Ce n'est que vers la fin du dix-septième siècle qu’en Europe la lutte contre les incendies va connaître un nouvel essor. Cette dernière est largement confiée aux confréries et c'est vers 1685, à Vienne, que fût créé un des premiers groupes de sapeurs-pompiers professionnels d'Europe. En effet, la ville avait engagé quatre compagnons, chargés de lutter contre les incendies. Ils étaient rémunérés. Pas nombreux, ils utilisaient des gardes vingt-quatre heures sur vingt-quatre. Ils portaient un uniforme, composé d'une veste blanche et d'un chapeau haut de forme en feutre, sur lequel étaient inscrites les armes de la ville. En 1759, sous le règne de l'impératrice Marie-Thérèse, l'équipe fut portée à dix-sept, plus quatre apprentis menuisiers et quatre ramoneurs.

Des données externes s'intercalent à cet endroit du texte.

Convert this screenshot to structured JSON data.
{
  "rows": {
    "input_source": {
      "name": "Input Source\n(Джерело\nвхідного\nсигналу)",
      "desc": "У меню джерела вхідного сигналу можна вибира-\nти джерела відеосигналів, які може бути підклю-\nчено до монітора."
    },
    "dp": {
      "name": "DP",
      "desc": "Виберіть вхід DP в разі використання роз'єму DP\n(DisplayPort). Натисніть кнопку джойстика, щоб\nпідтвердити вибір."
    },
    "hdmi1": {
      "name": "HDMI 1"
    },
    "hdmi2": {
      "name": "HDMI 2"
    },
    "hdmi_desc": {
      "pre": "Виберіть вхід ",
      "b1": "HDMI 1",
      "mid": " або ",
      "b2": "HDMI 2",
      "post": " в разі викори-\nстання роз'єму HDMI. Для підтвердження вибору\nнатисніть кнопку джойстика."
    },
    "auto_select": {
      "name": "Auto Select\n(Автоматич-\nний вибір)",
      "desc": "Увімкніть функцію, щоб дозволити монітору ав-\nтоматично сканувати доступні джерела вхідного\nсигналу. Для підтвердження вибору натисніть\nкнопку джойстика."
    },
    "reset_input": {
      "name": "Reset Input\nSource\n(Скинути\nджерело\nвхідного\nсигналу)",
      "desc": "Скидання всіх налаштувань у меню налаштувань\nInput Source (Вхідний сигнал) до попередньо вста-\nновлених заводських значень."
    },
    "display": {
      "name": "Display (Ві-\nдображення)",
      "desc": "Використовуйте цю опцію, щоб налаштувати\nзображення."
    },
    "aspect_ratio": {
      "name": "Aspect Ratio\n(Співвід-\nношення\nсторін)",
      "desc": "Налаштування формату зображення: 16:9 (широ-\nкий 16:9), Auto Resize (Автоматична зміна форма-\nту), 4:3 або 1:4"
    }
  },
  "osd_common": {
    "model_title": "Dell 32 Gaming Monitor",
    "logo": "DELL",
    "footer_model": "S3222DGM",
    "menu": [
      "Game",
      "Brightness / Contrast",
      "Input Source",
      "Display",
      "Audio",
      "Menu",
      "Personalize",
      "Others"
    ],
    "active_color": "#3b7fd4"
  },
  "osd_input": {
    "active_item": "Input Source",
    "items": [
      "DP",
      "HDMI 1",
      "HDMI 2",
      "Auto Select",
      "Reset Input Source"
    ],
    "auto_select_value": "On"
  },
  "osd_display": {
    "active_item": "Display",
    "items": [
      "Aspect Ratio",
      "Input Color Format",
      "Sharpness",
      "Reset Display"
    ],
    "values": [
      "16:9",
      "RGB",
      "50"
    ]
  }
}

A ce stade, il convient d'évoquer les premières pompes à incendie, car elles ont entraîné une petite révolution dans le domaine de l'extinction. Actuellement, les pompiers ne peuvent pas s'en passer. Leur apparition est donc primordiale dans l'évolution de l'histoire du feu. Jusqu'à la fin du quinzième siècle, l'usage du seau était de rigueur. Ce moyen demandait une main d’œuvre importante et fonctionnait lorsqu’un point d'eau accessible et possédant une réserve assez importante se trouvait à proximité. A la fin du quinzième siècle, les seringues à eau font leur apparition. Ces dernières avaient été utilisées par les Romains mais avaient disparu à la suite de l'effondrement de l'empire. Mais elles ne connaissent guère de succès, vu leur maniement difficile et leur rechargement extrêmement long.

Vers 1660, l'abbé Michel de Saint-Martin décrit des pompes utilisées en Flandres. Elles sont composées d'un baquet transportable et d'une lance rigide orientable. Elles fonctionnent grâce à un système de simple balancier qui refoule l'eau. En 1687, la ville de Strasbourg équipe chaque corporation de deux pompes à main. Ces dernières sont bientôt nommées « pompes à bras «  car, sans l'action de la force des bras des hommes, elles ne peuvent fonctionner. Au fil du temps, elles vont se perfectionner. Tout d'abord avec un système de double balancier, plus efficace mais plus difficile à actionner, car cela demande des équipes entraînées physiquement et techniquement pour «  pomper «  en cadence régulière. Les Pays-Bas ont fortement influencé les pompes françaises, leurs ingénieurs travaillant depuis longtemps sur des systèmes susceptibles de combattre le feu. En effet, ils avaient déjà compris que les villes représentaient des centres commerciaux et bancaires importants. Lorsque elles sont ravagées par un incendie, c'est tout un commerce qui peut s'écrouler. Cela explique leur avancée dans le domaine de la recherche de création de pompes performantes, par rapport à d’autres pays Européens.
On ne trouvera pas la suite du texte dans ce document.